Yes, foreigners can buy property in Italy.
In fact, Italy has very few restrictions on foreign property ownership, and it is relatively straightforward for foreigners to purchase a property in the country.
However, the process of buying property in Italy can be complex and time-consuming, especially for those who are not familiar with the Italian legal system and language. It is highly recommended to seek the services of a reputable real estate agent, lawyer, and translator to guide you through the process.
Foreigners buying property in Italy are also required to obtain a codice fiscale, which is a tax identification number. Additionally, they will need to open an Italian bank account and obtain a permit to purchase from the local authorities.
In Italy, property tax is called “Imposta Municipale Unica” (IMU), which is a tax on the ownership of real estate properties, including residential and commercial properties.
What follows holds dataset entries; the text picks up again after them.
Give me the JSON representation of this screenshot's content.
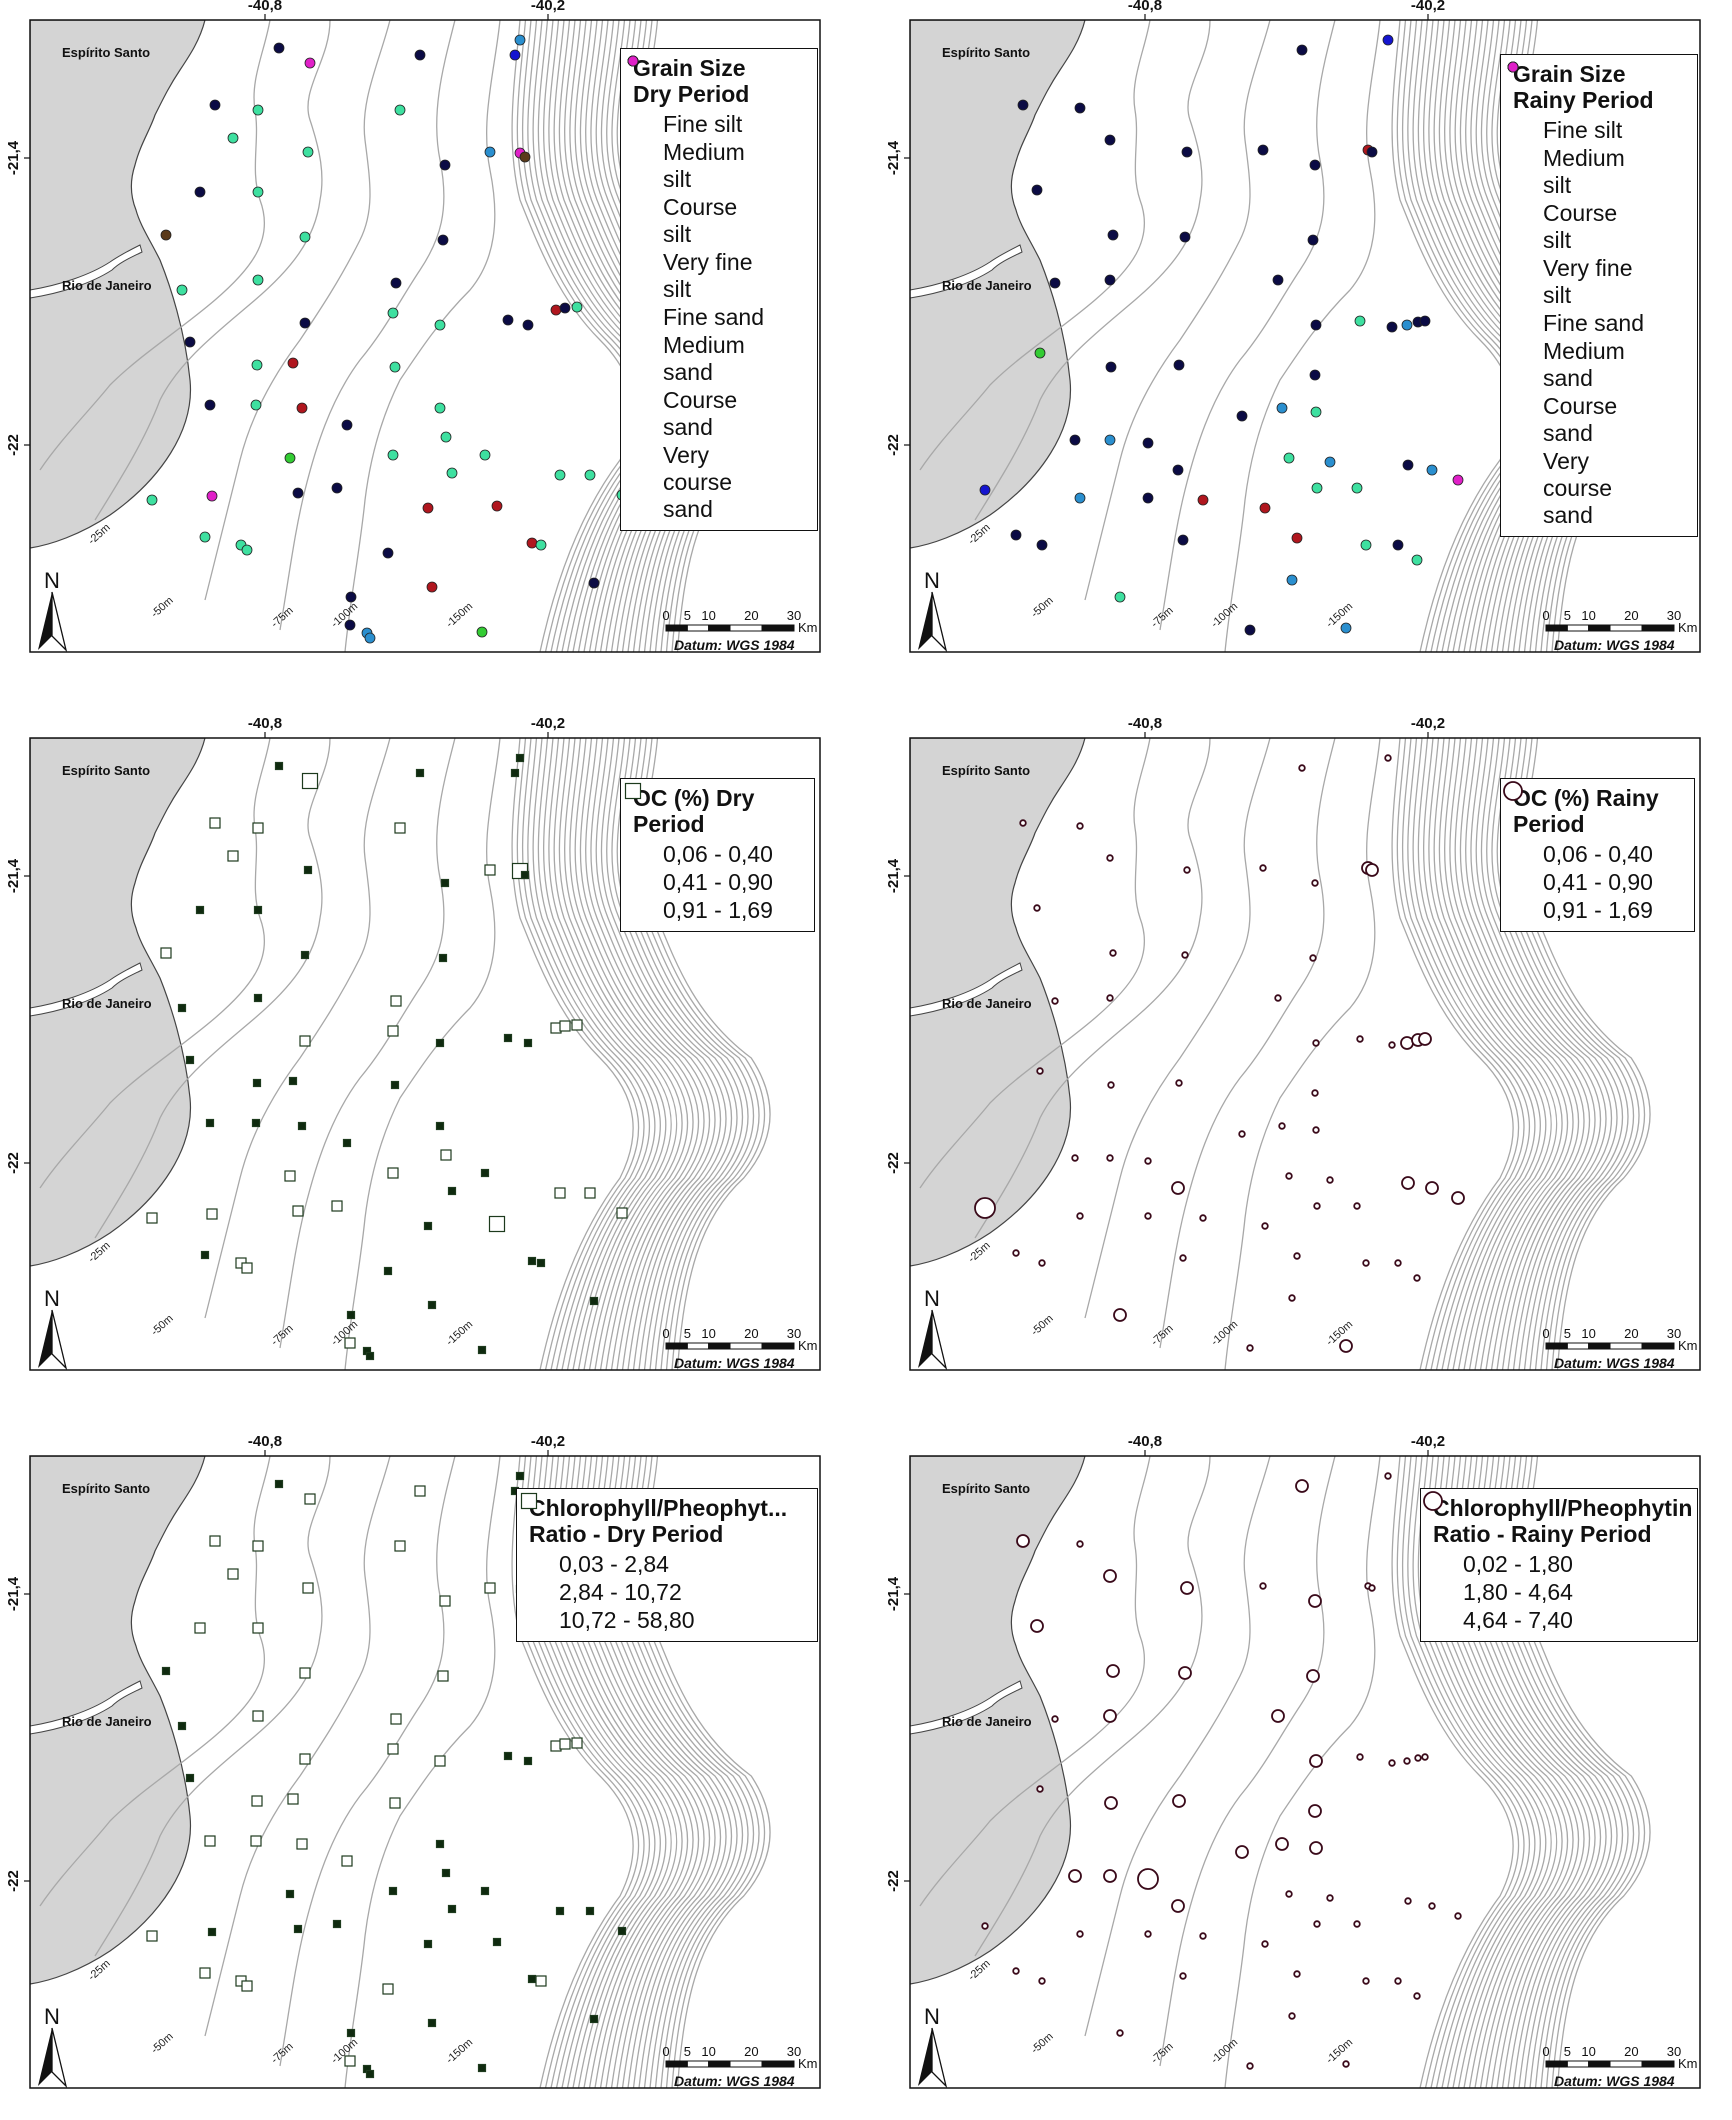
{
  "map_common": {
    "axis_top": [
      "-40,8",
      "-40,2"
    ],
    "axis_left": [
      "-21,4",
      "-22"
    ],
    "states": [
      "Espírito Santo",
      "Rio de Janeiro"
    ],
    "contours": [
      "-25m",
      "-50m",
      "-75m",
      "-100m",
      "-150m"
    ],
    "north_label": "N",
    "scale_ticks": [
      "0",
      "5",
      "10",
      "20",
      "30"
    ],
    "scale_unit": "Km",
    "datum": "Datum: WGS 1984",
    "colors": {
      "land": "#d4d4d4",
      "contour": "#a8a8a8",
      "frame": "#111111"
    }
  },
  "panels": [
    {
      "id": "grain-dry",
      "legend_title": "Grain Size\nDry Period",
      "legend_type": "color",
      "legend_items": [
        {
          "label": "Fine silt",
          "color": "#5a3a1a"
        },
        {
          "label": "Medium\nsilt",
          "color": "#1515d0"
        },
        {
          "label": "Course\nsilt",
          "color": "#33cc33"
        },
        {
          "label": "Very fine\nsilt",
          "color": "#2a8fcf"
        },
        {
          "label": "Fine sand",
          "color": "#b0161e"
        },
        {
          "label": "Medium\nsand",
          "color": "#3ee0a0"
        },
        {
          "label": "Course\nsand",
          "color": "#0b0b44"
        },
        {
          "label": "Very\ncourse\nsand",
          "color": "#e020c8"
        }
      ]
    },
    {
      "id": "grain-rainy",
      "legend_title": "Grain Size\nRainy Period",
      "legend_type": "color",
      "legend_items": [
        {
          "label": "Fine silt",
          "color": "#5a3a1a"
        },
        {
          "label": "Medium\nsilt",
          "color": "#1515d0"
        },
        {
          "label": "Course\nsilt",
          "color": "#33cc33"
        },
        {
          "label": "Very fine\nsilt",
          "color": "#2a8fcf"
        },
        {
          "label": "Fine sand",
          "color": "#b0161e"
        },
        {
          "label": "Medium\nsand",
          "color": "#3ee0a0"
        },
        {
          "label": "Course\nsand",
          "color": "#0b0b44"
        },
        {
          "label": "Very\ncourse\nsand",
          "color": "#e020c8"
        }
      ]
    },
    {
      "id": "oc-dry",
      "legend_title": "OC (%) Dry\nPeriod",
      "legend_type": "square",
      "legend_items": [
        {
          "label": "0,06 - 0,40",
          "size": "small"
        },
        {
          "label": "0,41 - 0,90",
          "size": "medium"
        },
        {
          "label": "0,91 - 1,69",
          "size": "large"
        }
      ]
    },
    {
      "id": "oc-rainy",
      "legend_title": "OC (%) Rainy\nPeriod",
      "legend_type": "circle",
      "legend_items": [
        {
          "label": "0,06 - 0,40",
          "size": "small"
        },
        {
          "label": "0,41 - 0,90",
          "size": "medium"
        },
        {
          "label": "0,91 - 1,69",
          "size": "large"
        }
      ]
    },
    {
      "id": "chl-dry",
      "legend_title": "Chlorophyll/Pheophyt...\nRatio - Dry Period",
      "legend_type": "square",
      "legend_items": [
        {
          "label": "0,03 - 2,84",
          "size": "small"
        },
        {
          "label": "2,84 - 10,72",
          "size": "medium"
        },
        {
          "label": "10,72 - 58,80",
          "size": "large"
        }
      ]
    },
    {
      "id": "chl-rainy",
      "legend_title": "Chlorophyll/Pheophytin\nRatio - Rainy Period",
      "legend_type": "circle",
      "legend_items": [
        {
          "label": "0,02 - 1,80",
          "size": "small"
        },
        {
          "label": "1,80 - 4,64",
          "size": "medium"
        },
        {
          "label": "4,64 - 7,40",
          "size": "large"
        }
      ]
    }
  ],
  "stations": {
    "dry": [
      {
        "pt": [
          279,
          48
        ],
        "g": 6,
        "oc": 0,
        "chl": 0
      },
      {
        "pt": [
          310,
          63
        ],
        "g": 7,
        "oc": 2,
        "chl": 1
      },
      {
        "pt": [
          420,
          55
        ],
        "g": 6,
        "oc": 0,
        "chl": 1
      },
      {
        "pt": [
          520,
          40
        ],
        "g": 3,
        "oc": 0,
        "chl": 0
      },
      {
        "pt": [
          515,
          55
        ],
        "g": 1,
        "oc": 0,
        "chl": 0
      },
      {
        "pt": [
          215,
          105
        ],
        "g": 6,
        "oc": 1,
        "chl": 1
      },
      {
        "pt": [
          258,
          110
        ],
        "g": 5,
        "oc": 1,
        "chl": 1
      },
      {
        "pt": [
          400,
          110
        ],
        "g": 5,
        "oc": 1,
        "chl": 1
      },
      {
        "pt": [
          233,
          138
        ],
        "g": 5,
        "oc": 1,
        "chl": 1
      },
      {
        "pt": [
          308,
          152
        ],
        "g": 5,
        "oc": 0,
        "chl": 1
      },
      {
        "pt": [
          445,
          165
        ],
        "g": 6,
        "oc": 0,
        "chl": 1
      },
      {
        "pt": [
          490,
          152
        ],
        "g": 3,
        "oc": 1,
        "chl": 1
      },
      {
        "pt": [
          520,
          153
        ],
        "g": 7,
        "oc": 2,
        "chl": 0
      },
      {
        "pt": [
          525,
          157
        ],
        "g": 0,
        "oc": 0,
        "chl": 0
      },
      {
        "pt": [
          200,
          192
        ],
        "g": 6,
        "oc": 0,
        "chl": 1
      },
      {
        "pt": [
          258,
          192
        ],
        "g": 5,
        "oc": 0,
        "chl": 1
      },
      {
        "pt": [
          166,
          235
        ],
        "g": 0,
        "oc": 1,
        "chl": 0
      },
      {
        "pt": [
          305,
          237
        ],
        "g": 5,
        "oc": 0,
        "chl": 1
      },
      {
        "pt": [
          443,
          240
        ],
        "g": 6,
        "oc": 0,
        "chl": 1
      },
      {
        "pt": [
          182,
          290
        ],
        "g": 5,
        "oc": 0,
        "chl": 0
      },
      {
        "pt": [
          258,
          280
        ],
        "g": 5,
        "oc": 0,
        "chl": 1
      },
      {
        "pt": [
          396,
          283
        ],
        "g": 6,
        "oc": 1,
        "chl": 1
      },
      {
        "pt": [
          190,
          342
        ],
        "g": 6,
        "oc": 0,
        "chl": 0
      },
      {
        "pt": [
          305,
          323
        ],
        "g": 6,
        "oc": 1,
        "chl": 1
      },
      {
        "pt": [
          393,
          313
        ],
        "g": 5,
        "oc": 1,
        "chl": 1
      },
      {
        "pt": [
          440,
          325
        ],
        "g": 5,
        "oc": 0,
        "chl": 1
      },
      {
        "pt": [
          508,
          320
        ],
        "g": 6,
        "oc": 0,
        "chl": 0
      },
      {
        "pt": [
          528,
          325
        ],
        "g": 6,
        "oc": 0,
        "chl": 0
      },
      {
        "pt": [
          556,
          310
        ],
        "g": 4,
        "oc": 1,
        "chl": 1
      },
      {
        "pt": [
          565,
          308
        ],
        "g": 6,
        "oc": 1,
        "chl": 1
      },
      {
        "pt": [
          577,
          307
        ],
        "g": 5,
        "oc": 1,
        "chl": 1
      },
      {
        "pt": [
          257,
          365
        ],
        "g": 5,
        "oc": 0,
        "chl": 1
      },
      {
        "pt": [
          293,
          363
        ],
        "g": 4,
        "oc": 0,
        "chl": 1
      },
      {
        "pt": [
          395,
          367
        ],
        "g": 5,
        "oc": 0,
        "chl": 1
      },
      {
        "pt": [
          210,
          405
        ],
        "g": 6,
        "oc": 0,
        "chl": 1
      },
      {
        "pt": [
          256,
          405
        ],
        "g": 5,
        "oc": 0,
        "chl": 1
      },
      {
        "pt": [
          302,
          408
        ],
        "g": 4,
        "oc": 0,
        "chl": 1
      },
      {
        "pt": [
          440,
          408
        ],
        "g": 5,
        "oc": 0,
        "chl": 0
      },
      {
        "pt": [
          446,
          437
        ],
        "g": 5,
        "oc": 1,
        "chl": 0
      },
      {
        "pt": [
          347,
          425
        ],
        "g": 6,
        "oc": 0,
        "chl": 1
      },
      {
        "pt": [
          290,
          458
        ],
        "g": 2,
        "oc": 1,
        "chl": 0
      },
      {
        "pt": [
          393,
          455
        ],
        "g": 5,
        "oc": 1,
        "chl": 0
      },
      {
        "pt": [
          452,
          473
        ],
        "g": 5,
        "oc": 0,
        "chl": 0
      },
      {
        "pt": [
          485,
          455
        ],
        "g": 5,
        "oc": 0,
        "chl": 0
      },
      {
        "pt": [
          560,
          475
        ],
        "g": 5,
        "oc": 1,
        "chl": 0
      },
      {
        "pt": [
          590,
          475
        ],
        "g": 5,
        "oc": 1,
        "chl": 0
      },
      {
        "pt": [
          152,
          500
        ],
        "g": 5,
        "oc": 1,
        "chl": 1
      },
      {
        "pt": [
          212,
          496
        ],
        "g": 7,
        "oc": 1,
        "chl": 0
      },
      {
        "pt": [
          298,
          493
        ],
        "g": 6,
        "oc": 1,
        "chl": 0
      },
      {
        "pt": [
          337,
          488
        ],
        "g": 6,
        "oc": 1,
        "chl": 0
      },
      {
        "pt": [
          428,
          508
        ],
        "g": 4,
        "oc": 0,
        "chl": 0
      },
      {
        "pt": [
          497,
          506
        ],
        "g": 4,
        "oc": 2,
        "chl": 0
      },
      {
        "pt": [
          622,
          495
        ],
        "g": 5,
        "oc": 1,
        "chl": 0
      },
      {
        "pt": [
          205,
          537
        ],
        "g": 5,
        "oc": 0,
        "chl": 1
      },
      {
        "pt": [
          241,
          545
        ],
        "g": 5,
        "oc": 1,
        "chl": 1
      },
      {
        "pt": [
          247,
          550
        ],
        "g": 5,
        "oc": 1,
        "chl": 1
      },
      {
        "pt": [
          388,
          553
        ],
        "g": 6,
        "oc": 0,
        "chl": 1
      },
      {
        "pt": [
          532,
          543
        ],
        "g": 4,
        "oc": 0,
        "chl": 0
      },
      {
        "pt": [
          541,
          545
        ],
        "g": 5,
        "oc": 0,
        "chl": 1
      },
      {
        "pt": [
          351,
          597
        ],
        "g": 6,
        "oc": 0,
        "chl": 0
      },
      {
        "pt": [
          432,
          587
        ],
        "g": 4,
        "oc": 0,
        "chl": 0
      },
      {
        "pt": [
          594,
          583
        ],
        "g": 6,
        "oc": 0,
        "chl": 0
      },
      {
        "pt": [
          367,
          633
        ],
        "g": 3,
        "oc": 0,
        "chl": 0
      },
      {
        "pt": [
          370,
          638
        ],
        "g": 3,
        "oc": 0,
        "chl": 0
      },
      {
        "pt": [
          482,
          632
        ],
        "g": 2,
        "oc": 0,
        "chl": 0
      },
      {
        "pt": [
          350,
          625
        ],
        "g": 6,
        "oc": 1,
        "chl": 1
      }
    ],
    "rainy": [
      {
        "pt": [
          422,
          50
        ],
        "g": 6,
        "oc": 0,
        "chl": 1
      },
      {
        "pt": [
          508,
          40
        ],
        "g": 1,
        "oc": 0,
        "chl": 0
      },
      {
        "pt": [
          143,
          105
        ],
        "g": 6,
        "oc": 0,
        "chl": 1
      },
      {
        "pt": [
          200,
          108
        ],
        "g": 6,
        "oc": 0,
        "chl": 0
      },
      {
        "pt": [
          230,
          140
        ],
        "g": 6,
        "oc": 0,
        "chl": 1
      },
      {
        "pt": [
          307,
          152
        ],
        "g": 6,
        "oc": 0,
        "chl": 1
      },
      {
        "pt": [
          383,
          150
        ],
        "g": 6,
        "oc": 0,
        "chl": 0
      },
      {
        "pt": [
          435,
          165
        ],
        "g": 6,
        "oc": 0,
        "chl": 1
      },
      {
        "pt": [
          488,
          150
        ],
        "g": 4,
        "oc": 1,
        "chl": 0
      },
      {
        "pt": [
          492,
          152
        ],
        "g": 6,
        "oc": 1,
        "chl": 0
      },
      {
        "pt": [
          157,
          190
        ],
        "g": 6,
        "oc": 0,
        "chl": 1
      },
      {
        "pt": [
          233,
          235
        ],
        "g": 6,
        "oc": 0,
        "chl": 1
      },
      {
        "pt": [
          305,
          237
        ],
        "g": 6,
        "oc": 0,
        "chl": 1
      },
      {
        "pt": [
          433,
          240
        ],
        "g": 6,
        "oc": 0,
        "chl": 1
      },
      {
        "pt": [
          175,
          283
        ],
        "g": 6,
        "oc": 0,
        "chl": 0
      },
      {
        "pt": [
          230,
          280
        ],
        "g": 6,
        "oc": 0,
        "chl": 1
      },
      {
        "pt": [
          398,
          280
        ],
        "g": 6,
        "oc": 0,
        "chl": 1
      },
      {
        "pt": [
          436,
          325
        ],
        "g": 6,
        "oc": 0,
        "chl": 1
      },
      {
        "pt": [
          512,
          327
        ],
        "g": 6,
        "oc": 0,
        "chl": 0
      },
      {
        "pt": [
          527,
          325
        ],
        "g": 3,
        "oc": 1,
        "chl": 0
      },
      {
        "pt": [
          538,
          322
        ],
        "g": 6,
        "oc": 1,
        "chl": 0
      },
      {
        "pt": [
          545,
          321
        ],
        "g": 6,
        "oc": 1,
        "chl": 0
      },
      {
        "pt": [
          480,
          321
        ],
        "g": 5,
        "oc": 0,
        "chl": 0
      },
      {
        "pt": [
          160,
          353
        ],
        "g": 2,
        "oc": 0,
        "chl": 0
      },
      {
        "pt": [
          231,
          367
        ],
        "g": 6,
        "oc": 0,
        "chl": 1
      },
      {
        "pt": [
          299,
          365
        ],
        "g": 6,
        "oc": 0,
        "chl": 1
      },
      {
        "pt": [
          435,
          375
        ],
        "g": 6,
        "oc": 0,
        "chl": 1
      },
      {
        "pt": [
          402,
          408
        ],
        "g": 3,
        "oc": 0,
        "chl": 1
      },
      {
        "pt": [
          436,
          412
        ],
        "g": 5,
        "oc": 0,
        "chl": 1
      },
      {
        "pt": [
          362,
          416
        ],
        "g": 6,
        "oc": 0,
        "chl": 1
      },
      {
        "pt": [
          230,
          440
        ],
        "g": 3,
        "oc": 0,
        "chl": 1
      },
      {
        "pt": [
          195,
          440
        ],
        "g": 6,
        "oc": 0,
        "chl": 1
      },
      {
        "pt": [
          268,
          443
        ],
        "g": 6,
        "oc": 0,
        "chl": 2
      },
      {
        "pt": [
          298,
          470
        ],
        "g": 6,
        "oc": 1,
        "chl": 1
      },
      {
        "pt": [
          409,
          458
        ],
        "g": 5,
        "oc": 0,
        "chl": 0
      },
      {
        "pt": [
          450,
          462
        ],
        "g": 3,
        "oc": 0,
        "chl": 0
      },
      {
        "pt": [
          528,
          465
        ],
        "g": 6,
        "oc": 1,
        "chl": 0
      },
      {
        "pt": [
          552,
          470
        ],
        "g": 3,
        "oc": 1,
        "chl": 0
      },
      {
        "pt": [
          578,
          480
        ],
        "g": 7,
        "oc": 1,
        "chl": 0
      },
      {
        "pt": [
          105,
          490
        ],
        "g": 1,
        "oc": 2,
        "chl": 0
      },
      {
        "pt": [
          200,
          498
        ],
        "g": 3,
        "oc": 0,
        "chl": 0
      },
      {
        "pt": [
          268,
          498
        ],
        "g": 6,
        "oc": 0,
        "chl": 0
      },
      {
        "pt": [
          323,
          500
        ],
        "g": 4,
        "oc": 0,
        "chl": 0
      },
      {
        "pt": [
          385,
          508
        ],
        "g": 4,
        "oc": 0,
        "chl": 0
      },
      {
        "pt": [
          437,
          488
        ],
        "g": 5,
        "oc": 0,
        "chl": 0
      },
      {
        "pt": [
          477,
          488
        ],
        "g": 5,
        "oc": 0,
        "chl": 0
      },
      {
        "pt": [
          136,
          535
        ],
        "g": 6,
        "oc": 0,
        "chl": 0
      },
      {
        "pt": [
          162,
          545
        ],
        "g": 6,
        "oc": 0,
        "chl": 0
      },
      {
        "pt": [
          303,
          540
        ],
        "g": 6,
        "oc": 0,
        "chl": 0
      },
      {
        "pt": [
          417,
          538
        ],
        "g": 4,
        "oc": 0,
        "chl": 0
      },
      {
        "pt": [
          486,
          545
        ],
        "g": 5,
        "oc": 0,
        "chl": 0
      },
      {
        "pt": [
          537,
          560
        ],
        "g": 5,
        "oc": 0,
        "chl": 0
      },
      {
        "pt": [
          240,
          597
        ],
        "g": 5,
        "oc": 1,
        "chl": 0
      },
      {
        "pt": [
          412,
          580
        ],
        "g": 3,
        "oc": 0,
        "chl": 0
      },
      {
        "pt": [
          466,
          628
        ],
        "g": 3,
        "oc": 1,
        "chl": 0
      },
      {
        "pt": [
          370,
          630
        ],
        "g": 6,
        "oc": 0,
        "chl": 0
      },
      {
        "pt": [
          518,
          545
        ],
        "g": 6,
        "oc": 0,
        "chl": 0
      }
    ]
  }
}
The IMU tax is calculated based on the cadastral value of the property and is paid annually to the local municipality where the property is located.
The amount of IMU tax can vary depending on the municipality and the type of property. In general, the tax rate ranges from 0.4% to 1.06% of the cadastral value of the property. However, properties that are considered luxury properties, such as villas or historical buildings, can be subject to higher tax rates.
In addition to IMU, there is also a tax on the purchase of properties in Italy, called “Imposta di Registro,” which is a transfer tax paid by the buyer at the time of the purchase. The amount of Imposta di Registro is calculated based on the purchase price of the property and is generally around 9% to 10% of the purchase price for non-resident buyers.
It is important to keep in mind that property taxes and fees in Italy can vary depending on the location and type of property. It is advisable to consult with a local expert, such as a real estate agent or lawyer, for more detailed information regarding the taxes and fees associated with buying and owning property in Italy.